Sekilas cerpen ini hanya berkisah tentang dua orang yang bertemu dan (mungkin) jatuh cinta tapi tidak bisa bersama. Namun jika dibaca lebih dalam, ceritanya jauh lebih dalam dari itu. Kita bisa melihat begitu banyak cara pandang baru. Salah satu lewat cara pandang narrator terhadap hidup. Ada kesinisan narator yang tertangkap lewat cara pandang narator terhadap hidup.

Pada umumnya hidup dikonseptualisasikan sebagai sebuah perjalanan; hidup adalah perjalanan. Itulah alasan kita sering menemukan ungkapan metaforis “dia telah tiba di akhir perjalanannya” ketika seseorang baru saja meninggal. Hal ini dikarenakan dalam kebudayaan kita, hidup dipahami lewat konsep perjalanan. Hidup adalah sebuah konsep yang abstrak. Untuk memahami sebuah konsep yang abstrak, manusia menggunakan referen yang lebih konkret, dan dengan cara inilah manusia menghadirkan apa yang disebut metafora konseptual. Lalu, metafora konseptual ini kemudian dimunculkan lewat ekspresi linguistik. Lewat ekspresi linguistik ini pula kita bisa menemukan bahwa ada kesamaan konseptual dari pelbagai kebudayaan di dunia atas cara pandangnya terhadap hidup. Hampir setiap bahasa dunia hidup dipahami lewat pengalaman manusia dalam melakukan perjalanan. Bisa dikatakan hidup dikonseptualisasikan sebagai perjalanan berlaku hampir di setiap kebudayaan.

Sebagai metafora konseptual, hidup adalah perjalanan bernada netral. Kita tidak tahu hidup akan membawa kita ke perjalanan yang seperti apa; baik, buruk, sengit, menyenangkan, atau bahkan sangat membahagiakan. Akan tetapi narator dalam cerita ini melihat hidup begitu sinis. Ia mengatakan:

“Giting yang pertama dalam sehari itu ibarat kawan sekolah, cinta pertama, iklan tentang hidup. Tapi bukan hidup itu sendiri—hidup adalah sesuatu yang, kalau bisa kumiliki, sudah bakal kukembalikan ke asalnya dari dulu. Dalam iklannya, hidup siap dipesan, semua sudah termasuk di dalamnya, nikmatnya bukan main, dan bebas. Setelah yang pertama, giting beberapa kali lagi membantuku melunakkan realitas, dan hari jadi lebih bisa dijalani meski rasanya tidak akan sama lagi seperti yang pertama.”

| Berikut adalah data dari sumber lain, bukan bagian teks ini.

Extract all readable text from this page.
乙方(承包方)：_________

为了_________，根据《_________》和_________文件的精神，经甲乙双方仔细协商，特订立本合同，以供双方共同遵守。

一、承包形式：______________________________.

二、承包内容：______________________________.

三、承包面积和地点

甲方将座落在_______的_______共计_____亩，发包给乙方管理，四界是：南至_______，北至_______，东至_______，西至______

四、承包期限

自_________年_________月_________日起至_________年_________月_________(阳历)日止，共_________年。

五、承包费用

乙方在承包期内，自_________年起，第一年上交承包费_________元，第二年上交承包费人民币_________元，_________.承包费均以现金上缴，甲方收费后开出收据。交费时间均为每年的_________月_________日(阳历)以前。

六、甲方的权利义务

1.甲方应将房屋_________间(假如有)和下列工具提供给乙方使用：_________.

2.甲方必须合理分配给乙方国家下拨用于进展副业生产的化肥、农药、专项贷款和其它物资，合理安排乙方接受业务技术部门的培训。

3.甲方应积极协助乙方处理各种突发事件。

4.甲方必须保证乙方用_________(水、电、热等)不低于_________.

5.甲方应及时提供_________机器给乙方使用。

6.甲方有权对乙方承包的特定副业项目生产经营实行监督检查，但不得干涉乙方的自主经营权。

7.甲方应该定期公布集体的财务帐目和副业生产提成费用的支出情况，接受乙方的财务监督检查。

Lalu cara pandangnya yang sinis terhadap hidup itu semakin meningkat lewat ungkapan metaforis,


“Hidup itu ibaratnya meja pendek jelek yang ditinggalkan di ruang tamu oleh penyewa sebelumnya. Hampir sepanjang waktu kita awas dan berhati-hati, kita ingat benda itu ada di sana. Tapi kadang-kadang kita lupa lalu ujungnya yang runcing membentur tulang kering atau tempurung lutut, dan rasanya sakit sekali. Dan hampir selalu meninggalkan bekas luka. Saat kita nyimeng, meja rendah itu memang tetap ada di sana. Tidak ada selain kematian yang bisa membuatnya hilang. Tapi seisapan saja bisa menghaluskan sudut-sudut itu, menumpulkannya sedikit. Dan bila kita sedang melayang, sakitnya jadi jauh lebih ringan.”

Lewat ungkapan ini kita bisa tahu narator memandang hidup tidak ada bedanya dengan benda jelek yang ditinggalkan orang. Metafora konseptual yang berlaku hampir di seluruh kebudayaan direstruktur oleh narator hingga tidak lagi bernada netral; hidup menjadi bernada negatif. Karena cara pandang narator yang seperti ini tentang hidup, saya sebagai pembaca menjadi bertanya-tanya, ada apa dengan narator ini? Kenapa ia begitu sinis terhadap hidup? Pertanyaan-pertanyaan ini membuat saya ingin terus membaca cerita ini.

Jawaban mengapa ia berpandangan begitu sinis terhadap hidup adalah karena hidupnya sangat membosankan. Ia tidak punya tujuan hidup. Tidak juga punya ambisi. Hidup baginya seperti perjalanan tanpa tempat untuk dituju. Kesan itu benar-benar kuat ditanamkan kepada pembaca. Bahkan sampai menjelang berakhirnya cerita, kesan itu semakin bertambah lewat perenungannya tentang hidup ketika ia pertama kali menghisap barang bagus yang disebut Pineaple Crush. Narator berkata, “Lalu aku memikirkan Raviv lagi, menua lalu menjadi bayi lagi seperti ubur-ubur mini itu.”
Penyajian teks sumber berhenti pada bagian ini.